6 thoughts on “We Fight For the User

  1. Not rewriting Firefox on top of Webkit: I agree 100%. Or at least not calling it Firefox. “Firefox” on iOS should be just as high quality as on any other OS, built on Gecko, and if that requires jailbreaking, so much the worse for Apple dictators. Oh, and BTW, an article about overthrowing dictatures from back in April: “The Power of Mockery”, http://www.nytimes.com/2011/04/17/opinion/17kristof.html?partner=rssnyt&emc=rss

    Boot to Gecko: hm, interesting. I can hazily imagine it on handheld devices at some indeterminate future time. But on laptops, desktops, even IBM mainframes (many of which run on Linux XEN kernels nowadays? That would enormously surprise me. I believe that there will always be room for Mozilla apps running “on top of” some general-purpose kernel, even if someday we also see devices booting to… who knows? some kind of SeaMonkey-like suite maybe? ;-)

  2. Regain Respect. Mozilla must regain respect of the users by building the best browser on the most open ecosystems (desktop, android, maybe webOS). Don’t endorse closed ecosystems like iOS.

    The reason most people prefer Chrome is not because of minimalism, its because of performance and stability. Nobody will respect a lousy software maker. The boot to Gecko project is ridiculed (look at the comments section of any site posting about boot to gecko) not because it is an unworthy project, it is because nobody trusts Mozilla to implement it properly. Please dedicate one year of development for bug fixing, performance and stability. Firefox 4 was supposed to do that, but got sidetracked with Panorama, UI refresh, Jetpack?? etc. Please go back to the roots and give us a browser worthy of its users.

  3. I don’t agree with the overall tone of mucinch’s comments, but I do with the most of the content.

    As a long time user and Mozilla supporter, I’m feeling as if the entire focus is on the wireless world when Firefox does have some serious issues, especially with user perception.

    I know that the number of people on handheld and other devices and sales for them are massive, and that they are the future, but they are not a replacement for the desktop browser. There are still many people here in the U.S. and even more so around the World that don’t even own a computer yet, and many with computers have either low quality, limited access and services, or no Internet connection at all.

    We are all in the tech field, and Mozilla has to look ahead and I want them to, and I’m psyched about Boot to Gecko more than I can describe, but if I’m seeing all of this, imagine what the average user feels when they’re still dealing with crashes, sick amounts of memory and resources usage (Fx is currently using 255k+ of memory), and their favorite add-ons no longer working.

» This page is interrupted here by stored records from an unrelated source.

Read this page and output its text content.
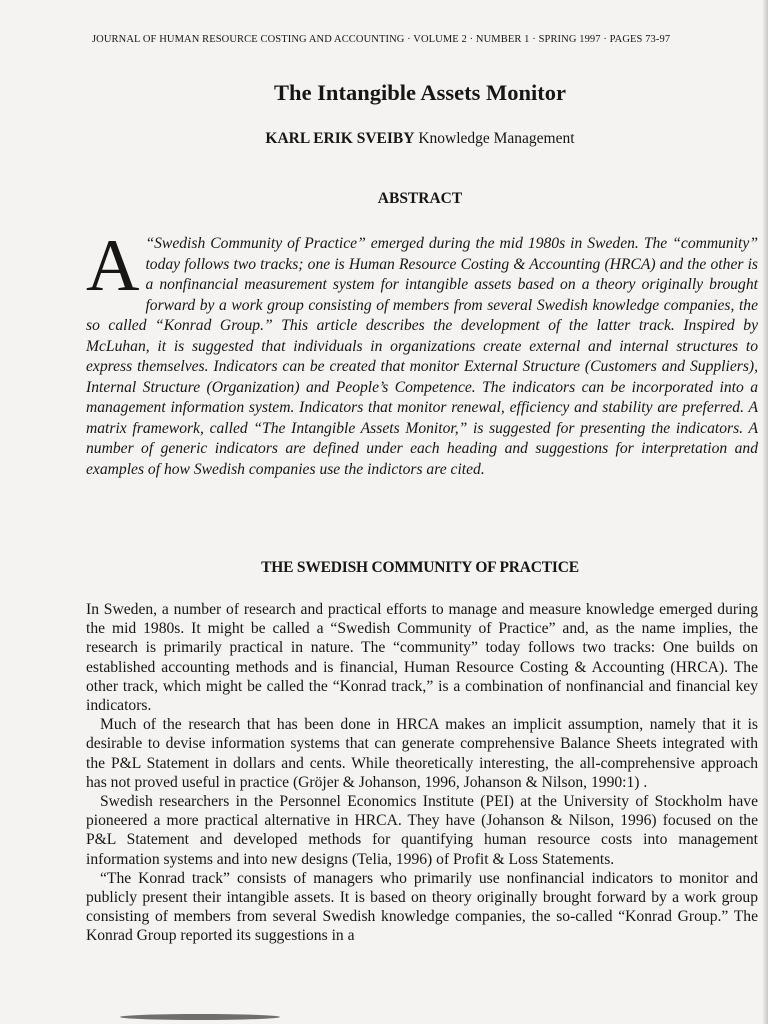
JOURNAL OF HUMAN RESOURCE COSTING AND ACCOUNTING · VOLUME 2 · NUMBER 1 · SPRING 1997 · PAGES 73-97
The Intangible Assets Monitor
KARL ERIK SVEIBY Knowledge Management
ABSTRACT
A “Swedish Community of Practice” emerged during the mid 1980s in Sweden. The “community” today follows two tracks; one is Human Resource Costing & Accounting (HRCA) and the other is a nonfinancial measurement system for intangible assets based on a theory originally brought forward by a work group consisting of members from several Swedish knowledge companies, the so called “Konrad Group.” This article describes the development of the latter track. Inspired by McLuhan, it is suggested that individuals in organizations create external and internal structures to express themselves. Indicators can be created that monitor External Structure (Customers and Suppliers), Internal Structure (Organization) and People’s Competence. The indicators can be incorporated into a management information system. Indicators that monitor renewal, efficiency and stability are preferred. A matrix framework, called “The Intangible Assets Monitor,” is suggested for presenting the indicators. A number of generic indicators are defined under each heading and suggestions for interpretation and examples of how Swedish companies use the indictors are cited.
THE SWEDISH COMMUNITY OF PRACTICE

In Sweden, a number of research and practical efforts to manage and measure knowledge emerged during the mid 1980s. It might be called a “Swedish Community of Practice” and, as the name implies, the research is primarily practical in nature. The “community” today follows two tracks: One builds on established accounting methods and is financial, Human Resource Costing & Accounting (HRCA). The other track, which might be called the “Konrad track,” is a combination of nonfinancial and financial key indicators.

Much of the research that has been done in HRCA makes an implicit assumption, namely that it is desirable to devise information systems that can generate comprehensive Balance Sheets integrated with the P&L Statement in dollars and cents. While theoretically interesting, the all-comprehensive approach has not proved useful in practice (Gröjer & Johanson, 1996, Johanson & Nilson, 1990:1) .

Swedish researchers in the Personnel Economics Institute (PEI) at the University of Stockholm have pioneered a more practical alternative in HRCA. They have (Johanson & Nilson, 1996) focused on the P&L Statement and developed methods for quantifying human resource costs into management information systems and into new designs (Telia, 1996) of Profit & Loss Statements.

“The Konrad track” consists of managers who primarily use nonfinancial indicators to monitor and publicly present their intangible assets. It is based on theory originally brought forward by a work group consisting of members from several Swedish knowledge companies, the so-called “Konrad Group.” The Konrad Group reported its suggestions in a
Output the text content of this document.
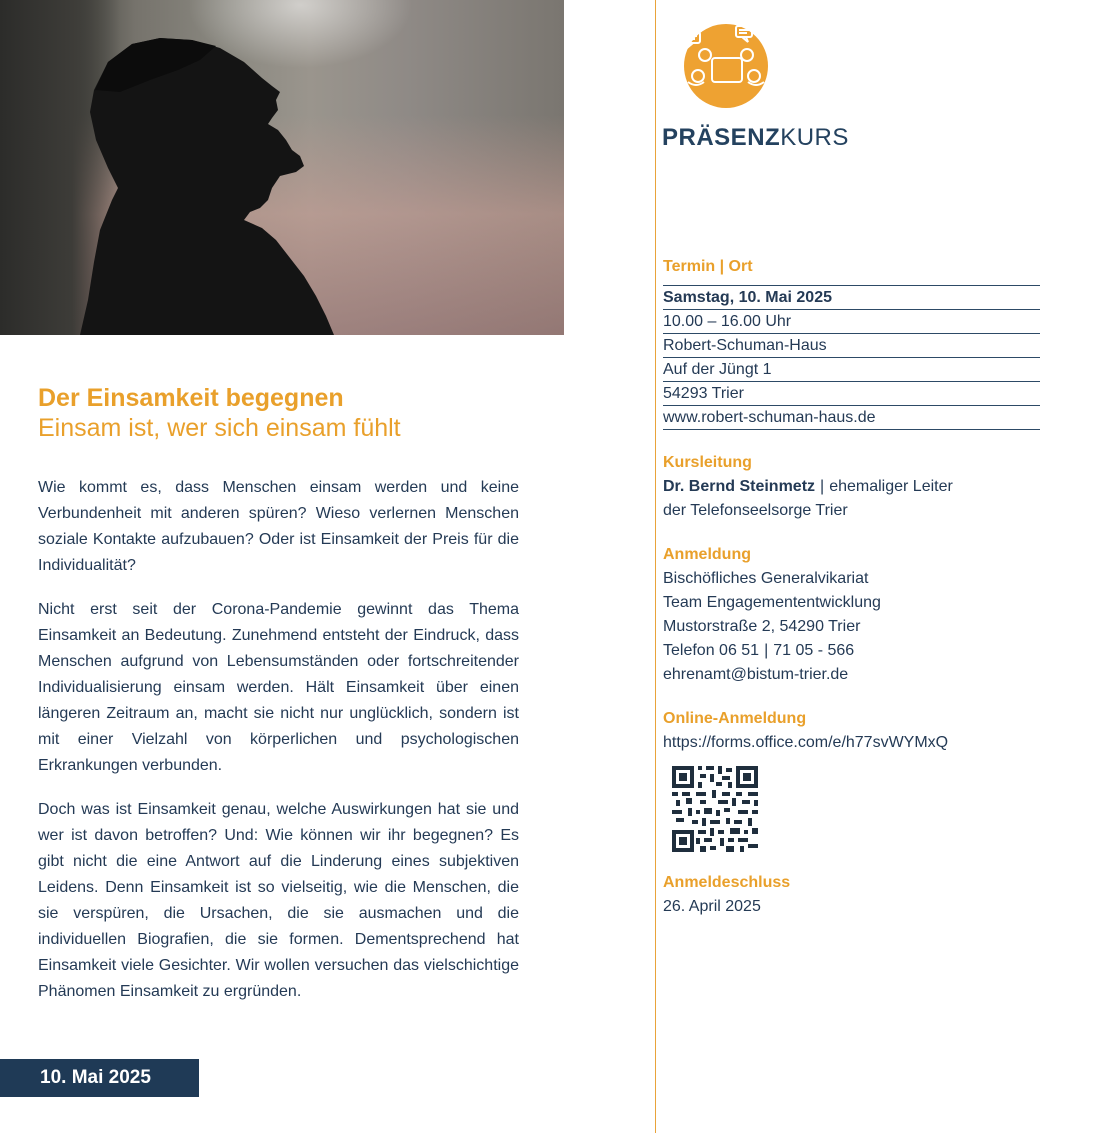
Der Einsamkeit begegnen
Einsam ist, wer sich einsam fühlt

Wie kommt es, dass Menschen einsam werden und keine Verbundenheit mit anderen spüren? Wieso verlernen Menschen soziale Kontakte aufzubauen? Oder ist Einsamkeit der Preis für die Individualität?

Nicht erst seit der Corona-Pandemie gewinnt das Thema Einsamkeit an Bedeutung. Zunehmend entsteht der Eindruck, dass Menschen aufgrund von Lebensumständen oder fortschreitender Individualisierung einsam werden. Hält Einsamkeit über einen längeren Zeitraum an, macht sie nicht nur unglücklich, sondern ist mit einer Vielzahl von körperlichen und psychologischen Erkrankungen verbunden.

Doch was ist Einsamkeit genau, welche Auswirkungen hat sie und wer ist davon betroffen? Und: Wie können wir ihr begegnen? Es gibt nicht die eine Antwort auf die Linderung eines subjektiven Leidens. Denn Einsamkeit ist so vielseitig, wie die Menschen, die sie verspüren, die Ursachen, die sie ausmachen und die individuellen Biografien, die sie formen. Dementsprechend hat Einsamkeit viele Gesichter. Wir wollen versuchen das vielschichtige Phänomen Einsamkeit zu ergründen.

10. Mai 2025
PRÄSENZKURS
Termin | Ort
Samstag, 10. Mai 2025
10.00 – 16.00 Uhr
Robert-Schuman-Haus
Auf der Jüngt 1
54293 Trier
www.robert-schuman-haus.de
Kursleitung
Dr. Bernd Steinmetz | ehemaliger Leiter
der Telefonseelsorge Trier
Anmeldung
Bischöfliches Generalvikariat
Team Engagemententwicklung
Mustorstraße 2, 54290 Trier
Telefon 06 51 | 71 05 - 566
ehrenamt@bistum-trier.de
Online-Anmeldung
https://forms.office.com/e/h77svWYMxQ
Anmeldeschluss
26. April 2025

    I’m just saying, Mozilla needs to be very tactful about this you know?
    It is possible for there to be too many changes at once.
    People need time to adjust to one before another, not be shocked by the massive shift of the poles. :)

  4. I am not a native speaker of English, so apologies if the post sounded harsh. I have immense respect for Mozilla, I have been using Firefox since version 1.0 and intend to keep using it for a long time. Thanks guys for making it happen.

  5. Don’t endorse closed ecosystems like iOS.

    Producing software for a closed platform doesn’t necessarily mean endorsing its user-choice-unfriendly closedness. Producing a Firefox browser for iOS is fighting against its closedness, not endorsing it.

    What is your plan? Ignore iOS altogether and hope people just stop using it? I guess there’s a non-zero chance of that working, but it doesn’t seem that likely to me.

  6. Submit a fully-featured Firefox mobile browser like on Android. If people really want an open web they will jailbreak their devices. Who knows, there could be another grassroot campaign against closed ecosystems. But like what happened with IE6, the browser needs to achieve atleast equal performance against the stock browser for it to gain traction.